What is a cold?
You feel tired and your nose is running – straight away you diagnose yourself as having a ‘cold’. However, these common symptoms have nothing to do with coldness, but rather are due to easily transmittable viruses. Viruses initially affect the upper respiratory tract and result in the increased production of secretions in the nasal and pharyngeal mucous. From there, they can spread to the bronchi and paranasal sinuses. Most adults suffer from colds several times each year; children are affected even more frequently.
A blocked or runny nose is the first and sometimes the only symptom of a cold. Numerous other symptoms may be added during the course of a cold:
- Blocked/runny nose (impaired nasal breathing, impaired ability to smell, nasal-sounding voice)
- Sore throat
- Pharyngitis (scratching and dryness in the throat, pain when swallowing)
- Elevated temperature (especially in children)

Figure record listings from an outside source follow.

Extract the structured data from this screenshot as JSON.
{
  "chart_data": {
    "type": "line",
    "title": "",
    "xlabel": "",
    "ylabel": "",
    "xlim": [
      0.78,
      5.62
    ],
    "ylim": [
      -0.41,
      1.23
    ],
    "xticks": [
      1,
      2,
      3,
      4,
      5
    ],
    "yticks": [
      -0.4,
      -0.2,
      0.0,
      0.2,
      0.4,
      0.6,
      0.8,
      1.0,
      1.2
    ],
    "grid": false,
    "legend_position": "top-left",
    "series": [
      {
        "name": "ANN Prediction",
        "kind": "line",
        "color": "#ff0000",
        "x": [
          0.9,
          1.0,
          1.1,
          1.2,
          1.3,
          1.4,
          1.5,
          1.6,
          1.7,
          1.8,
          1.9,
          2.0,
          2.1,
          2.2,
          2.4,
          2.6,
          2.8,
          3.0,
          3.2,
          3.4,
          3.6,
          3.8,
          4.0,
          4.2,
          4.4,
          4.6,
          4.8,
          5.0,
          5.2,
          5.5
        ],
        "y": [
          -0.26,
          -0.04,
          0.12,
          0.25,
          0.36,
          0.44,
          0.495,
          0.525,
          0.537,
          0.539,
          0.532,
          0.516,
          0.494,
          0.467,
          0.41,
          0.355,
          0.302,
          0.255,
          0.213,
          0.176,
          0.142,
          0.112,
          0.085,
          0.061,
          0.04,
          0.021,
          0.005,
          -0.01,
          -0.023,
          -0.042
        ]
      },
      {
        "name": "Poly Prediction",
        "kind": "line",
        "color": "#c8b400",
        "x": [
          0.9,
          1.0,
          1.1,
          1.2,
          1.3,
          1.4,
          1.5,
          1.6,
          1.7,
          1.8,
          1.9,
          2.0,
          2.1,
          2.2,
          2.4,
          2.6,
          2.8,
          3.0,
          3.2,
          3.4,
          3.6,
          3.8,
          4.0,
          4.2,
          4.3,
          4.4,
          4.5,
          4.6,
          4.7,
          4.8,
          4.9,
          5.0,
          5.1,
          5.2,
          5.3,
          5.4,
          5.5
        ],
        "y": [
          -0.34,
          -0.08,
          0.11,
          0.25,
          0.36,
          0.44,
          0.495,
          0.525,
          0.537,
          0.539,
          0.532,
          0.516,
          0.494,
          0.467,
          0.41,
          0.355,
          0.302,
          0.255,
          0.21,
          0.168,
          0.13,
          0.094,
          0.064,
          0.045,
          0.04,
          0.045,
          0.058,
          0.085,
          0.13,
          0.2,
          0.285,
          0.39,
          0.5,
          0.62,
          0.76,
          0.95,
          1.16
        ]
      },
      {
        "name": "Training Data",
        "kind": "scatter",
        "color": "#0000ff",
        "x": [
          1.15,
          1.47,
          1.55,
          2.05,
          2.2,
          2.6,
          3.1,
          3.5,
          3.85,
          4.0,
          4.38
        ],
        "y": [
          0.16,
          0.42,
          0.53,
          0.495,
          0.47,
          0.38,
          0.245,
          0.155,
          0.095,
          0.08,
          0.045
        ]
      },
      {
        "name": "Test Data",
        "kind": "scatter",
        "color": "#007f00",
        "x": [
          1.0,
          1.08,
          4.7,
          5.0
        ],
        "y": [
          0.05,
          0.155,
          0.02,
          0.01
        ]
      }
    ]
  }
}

- Generally feeling unwell
- Aching limbs
You also may develop laryngitis, with the following symptoms:
- Hoarseness and irritation of the throat
- Severe sore throat
- Loss of voice
Cold (flu-like infection): Causes
A cold, which is an infection of the upper respiratory tract, is caused by various different viruses. Contagion occurs when droplets are sneezed or coughed. A weakened immune system encourages the emergence of the infection, for example if the sufferer is not on good form due to the effects of coldness or stress. Over 200 types of virus can trigger a cold. The most frequent cause is the rhinovirus (in over 40% of all colds). Colds are more common in colder months than in the summer. This is probably due to the fact that people more frequently spend time with others in enclosed spaces during the winter.
Progression of a cold
A cold usually lasts between seven and ten days. You should visit the doctor if the infection spreads beyond the nasopharyngeal cavity. Indications of this could be: fever above 39 degrees, severe throat or ear pain, a severe, dry cough, difficulty breathing, severe headache.
In order to avoid complications, cold sufferers should rest and give their immune system time to fight the viruses.
The progression of a cold may look very different. In a healthy immune system and where the pathogen concentration is low, the outbreak of the illness can be prevented or its progression lessened.
What provides relief from a cold?
Since a cold is a viral infection, there is no specific medication to treat it. A cold usually comes to an end after eight to ten days. To relieve the symptoms and to promote faster healing, you should take good care of your body, stop smoking and drink plenty of fluids.
Pain-relieving medication may be used to relieve headaches and aching limbs. Decongestant nasal drops also may be used to ease breathing.